Citations et décorations :
- Citation à l'ordre n°144 de la 6ème division, le 30 avril 1916: « Officier d'un moral très élevé, déjà blessé deux fois. Au cours de la dernière occupation du secteur, a subi avec sa section, un violent bombardement. Ayant été pris sous un éboulement, malgré la commotion produite par le choc, est resté au milieu de ses hommes auxquels il a prodigué ses encouragements et les a maintenus dans le plus grand ordre. »
- Citation à l'ordre n°540 de la 2ème Armée du 19 décembre 1916: « Officier d'une grande valeur. Comme commandant de compagnie, a, le 1er Juin 1916 à Thiaumont, dans des conditions critiques, su, par son sang froid et son énergie, rétablir une situation compromise, se portant spontanément avec sa compagnie sur la ligne de feu et reprenant le contact de l'ennemi, perdu pendant un moment. JO 27 mai 1917.
- Citation à l'ordre n°248 du corps d'Armée du 24 mars 1917: « Commandant de compagnie modèle, s'est dépensé sans compter pendant vingt huit jours sur un terrain récemment conquis, où tout était à organiser sous un bombardement incessant et dans des conditions atmosphériques les plus défavorables, a obtenu de sa troupe un excellent rendement, tout en assurant la conservation des effectifs. » le Général Commandant le Groupement D.E. Signé : DE MAUD’HUY.
- Citation à l'ordre n°242 de la 6ème division, 25 juin 1917 : « Commandant de compagnie de tout premier ordre, véritable apôtre du devoir, s'est dépensé pendant 10 jours consécutifs (1er au 11 juin 1917) obtenant de ses hommes électrisés par son exemple un rendement merveilleux pour l'organisation d'un secteur où le combat à la grenade était de tous les instants. »
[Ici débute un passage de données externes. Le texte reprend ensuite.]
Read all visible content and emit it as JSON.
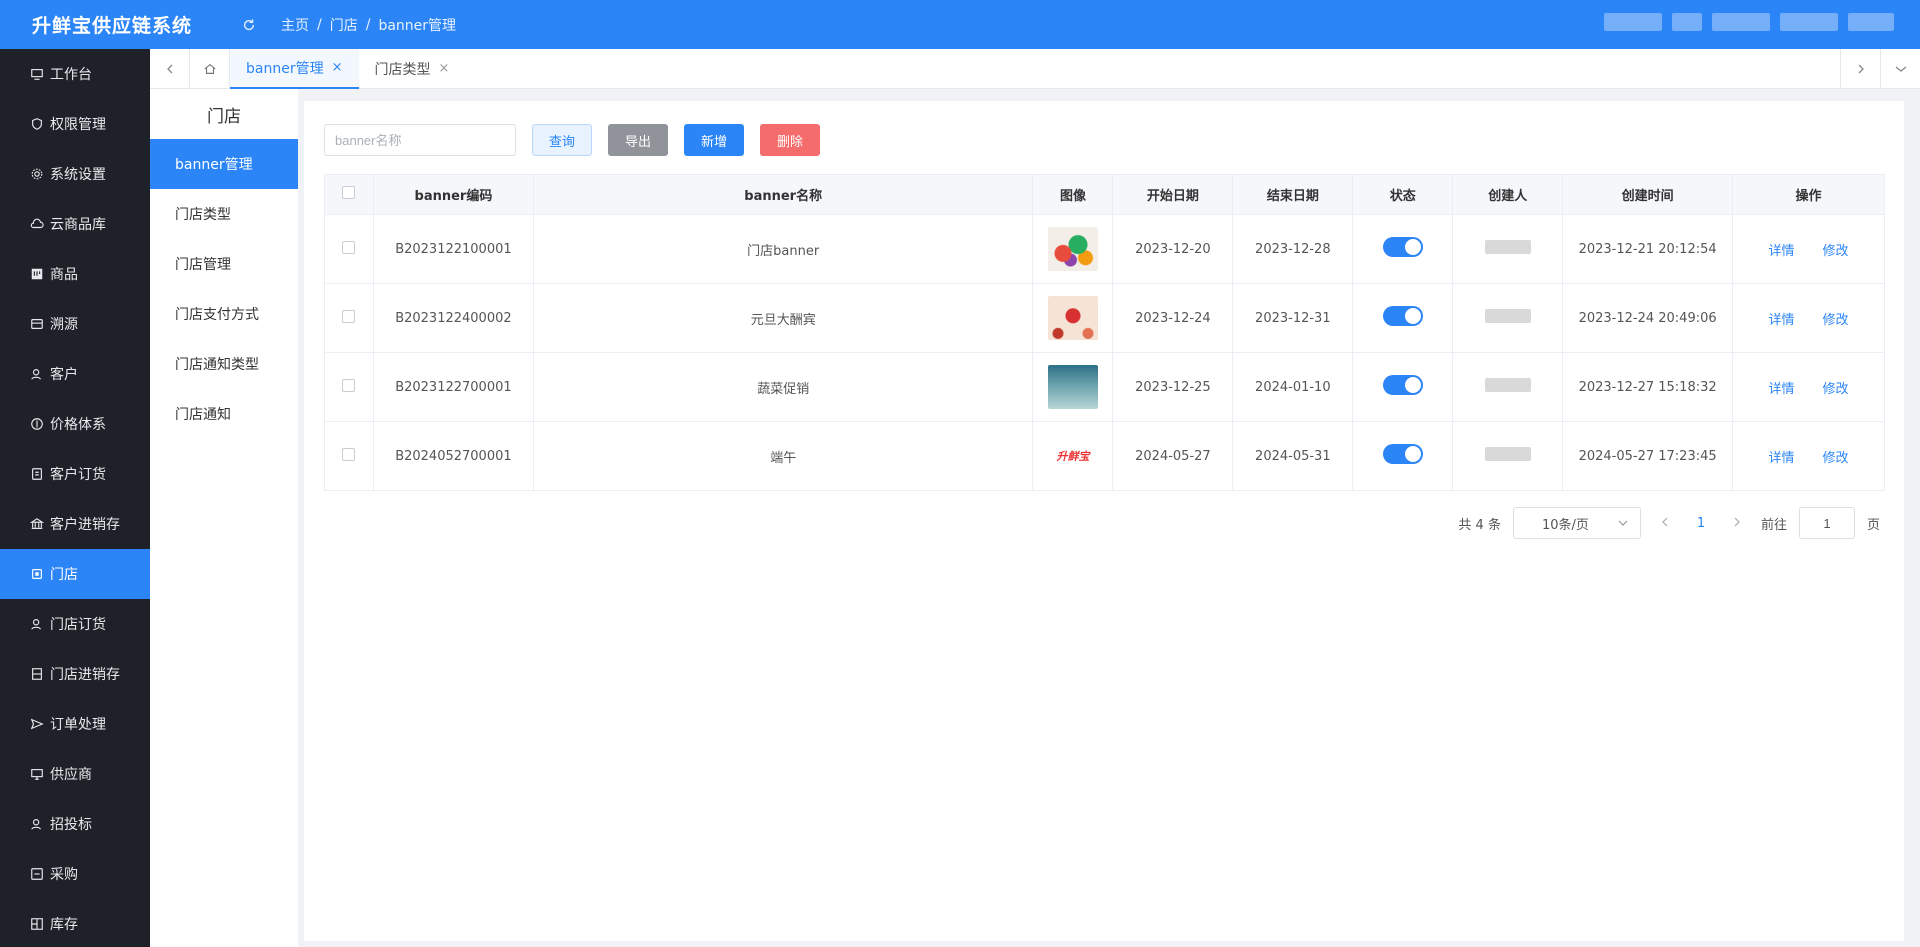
{
  "header": {
    "brand": "升鲜宝供应链系统",
    "breadcrumb": [
      "主页",
      "门店",
      "banner管理"
    ],
    "breadcrumb_sep": "/"
  },
  "sidebar": {
    "items": [
      {
        "label": "工作台",
        "icon": "monitor-icon"
      },
      {
        "label": "权限管理",
        "icon": "shield-icon"
      },
      {
        "label": "系统设置",
        "icon": "gear-icon"
      },
      {
        "label": "云商品库",
        "icon": "cloud-icon"
      },
      {
        "label": "商品",
        "icon": "goods-icon"
      },
      {
        "label": "溯源",
        "icon": "trace-icon"
      },
      {
        "label": "客户",
        "icon": "customer-icon"
      },
      {
        "label": "价格体系",
        "icon": "price-icon"
      },
      {
        "label": "客户订货",
        "icon": "order-icon"
      },
      {
        "label": "客户进销存",
        "icon": "bank-icon"
      },
      {
        "label": "门店",
        "icon": "store-icon",
        "active": true
      },
      {
        "label": "门店订货",
        "icon": "store-order-icon"
      },
      {
        "label": "门店进销存",
        "icon": "store-stock-icon"
      },
      {
        "label": "订单处理",
        "icon": "send-icon"
      },
      {
        "label": "供应商",
        "icon": "supplier-icon"
      },
      {
        "label": "招投标",
        "icon": "bid-icon"
      },
      {
        "label": "采购",
        "icon": "purchase-icon"
      },
      {
        "label": "库存",
        "icon": "inventory-icon"
      }
    ]
  },
  "tabs": {
    "items": [
      {
        "label": "banner管理",
        "active": true
      },
      {
        "label": "门店类型",
        "active": false
      }
    ],
    "close": "×"
  },
  "submenu": {
    "title": "门店",
    "items": [
      {
        "label": "banner管理",
        "active": true
      },
      {
        "label": "门店类型"
      },
      {
        "label": "门店管理"
      },
      {
        "label": "门店支付方式"
      },
      {
        "label": "门店通知类型"
      },
      {
        "label": "门店通知"
      }
    ]
  },
  "toolbar": {
    "search_placeholder": "banner名称",
    "query": "查询",
    "export": "导出",
    "add": "新增",
    "delete": "删除"
  },
  "table": {
    "headers": [
      "banner编码",
      "banner名称",
      "图像",
      "开始日期",
      "结束日期",
      "状态",
      "创建人",
      "创建时间",
      "操作"
    ],
    "rows": [
      {
        "code": "B2023122100001",
        "name": "门店banner",
        "image": "vegetables",
        "start": "2023-12-20",
        "end": "2023-12-28",
        "status": true,
        "created": "2023-12-21 20:12:54"
      },
      {
        "code": "B2023122400002",
        "name": "元旦大酬宾",
        "image": "new-year",
        "start": "2023-12-24",
        "end": "2023-12-31",
        "status": true,
        "created": "2023-12-24 20:49:06"
      },
      {
        "code": "B2023122700001",
        "name": "蔬菜促销",
        "image": "sea",
        "start": "2023-12-25",
        "end": "2024-01-10",
        "status": true,
        "created": "2023-12-27 15:18:32"
      },
      {
        "code": "B2024052700001",
        "name": "端午",
        "image": "logo",
        "image_text": "升鲜宝",
        "start": "2024-05-27",
        "end": "2024-05-31",
        "status": true,
        "created": "2024-05-27 17:23:45"
      }
    ],
    "actions": {
      "detail": "详情",
      "edit": "修改"
    }
  },
  "pagination": {
    "total": "共 4 条",
    "page_size": "10条/页",
    "current_page": "1",
    "goto_label": "前往",
    "goto_value": "1",
    "page_suffix": "页"
  },
  "colors": {
    "accent": "#2b85f6",
    "sidebar_bg": "#1e2228",
    "danger": "#f56c6c",
    "muted": "#909399"
  }
}
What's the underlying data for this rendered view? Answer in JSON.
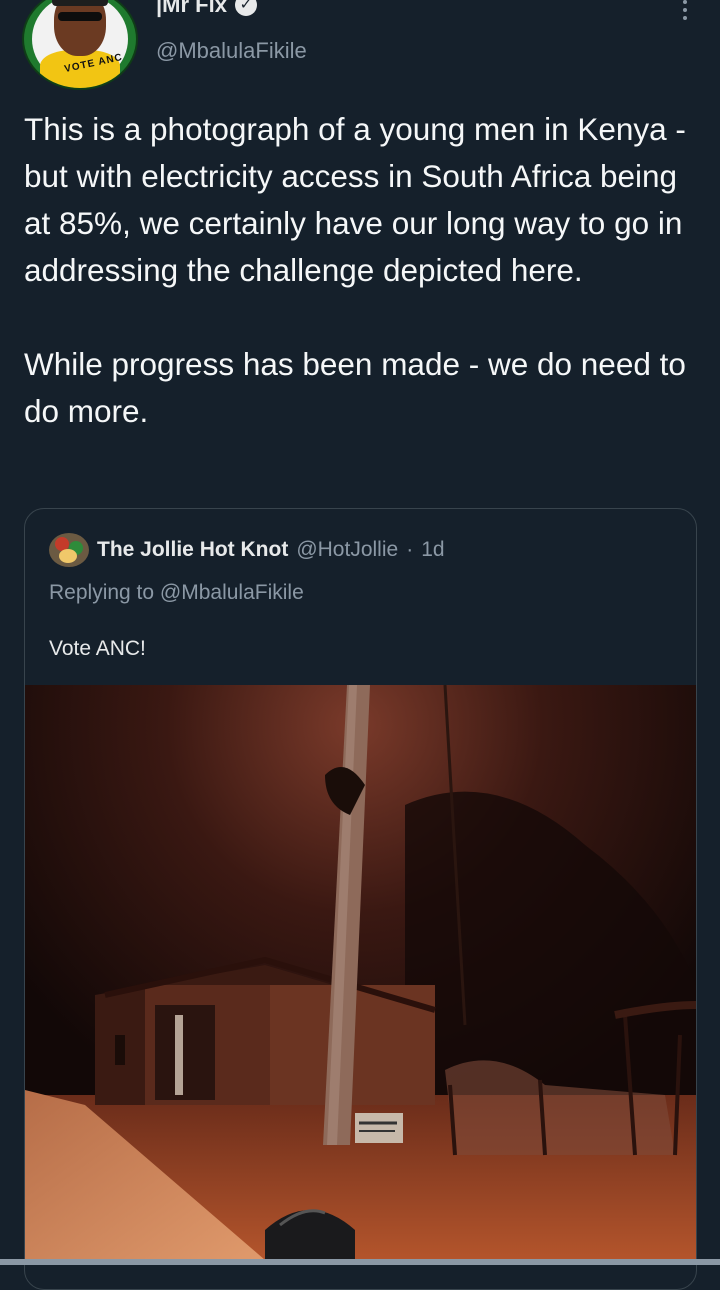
{
  "tweet": {
    "author_name": "|Mr Fix",
    "author_handle": "@MbalulaFikile",
    "avatar_text": "VOTE ANC",
    "text": "This is a photograph of a young men in Kenya - but with electricity access in South Africa being at 85%, we certainly have our long way to go in addressing the challenge depicted here.\n\nWhile progress has been made - we do need to do more."
  },
  "quoted_tweet": {
    "author_name": "The Jollie Hot Knot",
    "author_handle": "@HotJollie",
    "separator": "·",
    "time": "1d",
    "replying_label": "Replying to",
    "replying_to": "@MbalulaFikile",
    "text": "Vote ANC!",
    "image_sign_text": "SMALL ENTERPRISE"
  },
  "colors": {
    "background": "#15202b",
    "text_primary": "#e7e9ea",
    "text_secondary": "#8b98a5",
    "border": "#38444d"
  },
  "icons": {
    "verified": "verified-badge-icon",
    "more": "more-options-icon"
  }
}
- Citation accompagnant la nomination dans l'ordre de la Légion d'Honneur, JO du 16 septembre 1917 page 7308 et du 12 octobre, pages 8084 et 8085 (Erratum): «Commandant de compagnie d'un caractère très élevé et d'une remarquable bravoure. Très grièvement blessé pour la première fois, pendant l'attaque du 1er Juillet 1917 en lançant ses hommes à l'assaut d'une position très fortement défendue. Trois fois cité à l'ordre ». Pour prendre rang du 21 juin 1917.